The exact cause of the faulty airbags has yet to be pinpointed. According to NHTSA Deputy Administrator David Friedman, the prevailing theory is that the defect “appears to be a problem related to extended exposure to consistently high humidity and temperatures.” In one recall announced in October, NHTSA focused on specific regional areas with high humidity and temperature levels. Regional recalls issued by NHTSA are allowed. The U.S. Court of Appeals for the D.C. Circuit has held that regional recalls do not violate and are not precluded by the National Traffic and Motor Vehicle Safety Act. Center for Auto Safety Inc. v. Nat’l Highway Traffic Safety Admin., 342 F. Supp. 2d 1,24 (D.D.C. 2004)
The toughest part of the crisis faced by the auto industry is determining the true extent of the defect. General Motors knew about the faulty switch problem in their vehicles in 2001, but they did not connect it to airbag failures until recently when they recalled millions of General Motors vehicles in February and March of this year. Because of the delay in diagnosis, the fault was linked to 29 deaths, and NHTSA levied the maximum fine of $35 million against General Motors.

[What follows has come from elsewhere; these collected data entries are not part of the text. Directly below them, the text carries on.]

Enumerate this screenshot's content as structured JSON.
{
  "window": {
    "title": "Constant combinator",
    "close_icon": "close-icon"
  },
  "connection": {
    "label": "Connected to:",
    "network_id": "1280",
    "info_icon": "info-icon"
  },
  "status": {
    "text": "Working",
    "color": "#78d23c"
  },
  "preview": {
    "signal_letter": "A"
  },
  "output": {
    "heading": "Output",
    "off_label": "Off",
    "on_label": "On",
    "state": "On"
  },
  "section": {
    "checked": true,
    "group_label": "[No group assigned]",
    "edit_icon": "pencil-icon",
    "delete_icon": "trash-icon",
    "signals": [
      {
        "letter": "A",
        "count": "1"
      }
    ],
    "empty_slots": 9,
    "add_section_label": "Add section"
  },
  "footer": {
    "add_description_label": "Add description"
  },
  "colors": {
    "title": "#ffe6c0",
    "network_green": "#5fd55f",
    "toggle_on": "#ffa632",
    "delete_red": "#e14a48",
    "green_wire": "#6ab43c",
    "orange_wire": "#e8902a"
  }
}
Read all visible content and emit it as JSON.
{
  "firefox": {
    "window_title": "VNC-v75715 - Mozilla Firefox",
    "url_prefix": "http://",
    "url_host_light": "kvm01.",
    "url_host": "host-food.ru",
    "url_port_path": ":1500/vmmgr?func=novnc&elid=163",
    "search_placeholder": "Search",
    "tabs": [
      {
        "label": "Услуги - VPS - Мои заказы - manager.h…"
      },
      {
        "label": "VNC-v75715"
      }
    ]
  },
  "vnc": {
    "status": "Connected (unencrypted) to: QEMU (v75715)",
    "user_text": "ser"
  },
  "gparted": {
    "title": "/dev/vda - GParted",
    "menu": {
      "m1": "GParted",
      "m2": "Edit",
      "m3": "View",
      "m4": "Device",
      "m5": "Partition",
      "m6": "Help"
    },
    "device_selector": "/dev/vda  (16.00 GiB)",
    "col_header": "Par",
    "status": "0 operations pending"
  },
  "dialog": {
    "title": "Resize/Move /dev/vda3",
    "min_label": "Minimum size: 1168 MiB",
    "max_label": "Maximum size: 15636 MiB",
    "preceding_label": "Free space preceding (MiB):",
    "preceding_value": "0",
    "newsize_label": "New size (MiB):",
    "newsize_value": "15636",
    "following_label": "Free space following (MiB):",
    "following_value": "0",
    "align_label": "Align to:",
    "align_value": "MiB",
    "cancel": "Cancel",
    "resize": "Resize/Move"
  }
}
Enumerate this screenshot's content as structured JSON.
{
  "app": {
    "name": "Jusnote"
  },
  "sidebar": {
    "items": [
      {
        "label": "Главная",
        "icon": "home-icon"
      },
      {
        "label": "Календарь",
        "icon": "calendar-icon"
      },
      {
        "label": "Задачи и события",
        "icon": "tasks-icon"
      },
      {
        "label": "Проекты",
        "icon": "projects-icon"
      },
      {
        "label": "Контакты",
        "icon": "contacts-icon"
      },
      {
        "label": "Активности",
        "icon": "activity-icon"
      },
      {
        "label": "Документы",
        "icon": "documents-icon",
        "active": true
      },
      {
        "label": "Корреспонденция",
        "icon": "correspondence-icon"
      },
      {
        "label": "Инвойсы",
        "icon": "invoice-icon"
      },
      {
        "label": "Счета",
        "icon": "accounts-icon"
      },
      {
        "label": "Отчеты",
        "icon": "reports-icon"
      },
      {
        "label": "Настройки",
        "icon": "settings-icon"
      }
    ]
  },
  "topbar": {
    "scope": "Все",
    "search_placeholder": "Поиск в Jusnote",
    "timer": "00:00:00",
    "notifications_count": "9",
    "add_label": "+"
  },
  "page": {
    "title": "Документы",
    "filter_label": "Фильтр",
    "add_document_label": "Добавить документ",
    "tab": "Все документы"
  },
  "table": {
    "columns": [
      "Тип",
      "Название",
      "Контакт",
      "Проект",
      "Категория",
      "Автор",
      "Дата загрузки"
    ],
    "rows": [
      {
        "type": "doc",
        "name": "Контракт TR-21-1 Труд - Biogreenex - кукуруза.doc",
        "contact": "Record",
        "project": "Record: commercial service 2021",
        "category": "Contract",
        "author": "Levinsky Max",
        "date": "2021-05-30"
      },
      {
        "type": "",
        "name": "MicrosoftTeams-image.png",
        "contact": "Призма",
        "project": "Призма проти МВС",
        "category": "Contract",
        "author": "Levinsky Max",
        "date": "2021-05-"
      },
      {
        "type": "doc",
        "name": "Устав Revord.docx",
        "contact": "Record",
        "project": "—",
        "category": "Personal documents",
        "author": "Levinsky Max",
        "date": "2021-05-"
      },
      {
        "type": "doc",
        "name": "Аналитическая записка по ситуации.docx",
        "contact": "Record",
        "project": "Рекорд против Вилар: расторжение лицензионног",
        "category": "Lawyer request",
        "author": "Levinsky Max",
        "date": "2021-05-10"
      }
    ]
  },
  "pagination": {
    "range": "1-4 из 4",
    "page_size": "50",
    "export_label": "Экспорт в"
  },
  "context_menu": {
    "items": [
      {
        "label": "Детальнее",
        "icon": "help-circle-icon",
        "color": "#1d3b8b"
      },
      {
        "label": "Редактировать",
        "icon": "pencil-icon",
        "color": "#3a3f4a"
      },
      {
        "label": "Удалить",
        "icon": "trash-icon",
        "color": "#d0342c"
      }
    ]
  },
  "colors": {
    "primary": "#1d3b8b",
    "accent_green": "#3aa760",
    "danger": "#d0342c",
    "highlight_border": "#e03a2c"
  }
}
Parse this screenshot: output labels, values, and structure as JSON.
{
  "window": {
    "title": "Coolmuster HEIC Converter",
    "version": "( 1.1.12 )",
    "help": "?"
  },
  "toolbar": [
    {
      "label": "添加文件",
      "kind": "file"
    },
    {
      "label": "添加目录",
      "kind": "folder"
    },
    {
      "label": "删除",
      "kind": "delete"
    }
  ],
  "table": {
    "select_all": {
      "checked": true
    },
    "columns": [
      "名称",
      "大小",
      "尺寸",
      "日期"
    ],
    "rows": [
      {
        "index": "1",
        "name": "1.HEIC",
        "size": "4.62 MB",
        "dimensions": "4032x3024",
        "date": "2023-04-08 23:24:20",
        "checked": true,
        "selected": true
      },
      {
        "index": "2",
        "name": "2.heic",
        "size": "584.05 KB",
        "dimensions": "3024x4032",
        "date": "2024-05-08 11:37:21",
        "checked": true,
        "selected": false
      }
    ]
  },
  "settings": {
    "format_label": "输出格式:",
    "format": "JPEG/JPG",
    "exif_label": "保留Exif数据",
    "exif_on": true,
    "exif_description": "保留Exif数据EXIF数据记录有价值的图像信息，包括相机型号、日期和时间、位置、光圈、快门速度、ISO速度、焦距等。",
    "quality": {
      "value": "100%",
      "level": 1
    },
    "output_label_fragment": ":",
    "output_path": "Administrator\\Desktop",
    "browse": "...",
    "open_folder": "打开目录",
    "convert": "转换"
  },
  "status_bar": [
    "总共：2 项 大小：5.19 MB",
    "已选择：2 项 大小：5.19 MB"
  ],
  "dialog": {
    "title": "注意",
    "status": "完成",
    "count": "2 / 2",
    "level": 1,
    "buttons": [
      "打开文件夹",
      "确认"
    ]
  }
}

The same issue that plagued General Motors is also troubling Takata. The airbag manufacturer took until April 2013 to submit a report to NHTSA about defective Takata airbags, even though Honda had issued airbag-related recalls as early as 2008. Takata maintained in the report they were “first notified of an incident related to this issue” in October 2011, based on an incident that occurred in Japan.
President Barack Obama and other politicians and lawmakers have taken notice. Takata says that its U.S. unit has been subpoenaed by a federal grand jury in New York to produce documents related to the airbag defects. The New York Times reported that Takata ordered it’s employees to destroy test results that showed a defect in their airbags, prompting lawmakers to call for a criminal probe.
Even though these measures may hold Takata accountable for prior wrongful actions, the true test for society would be to prevent these types of widespread calamities from ever occurring.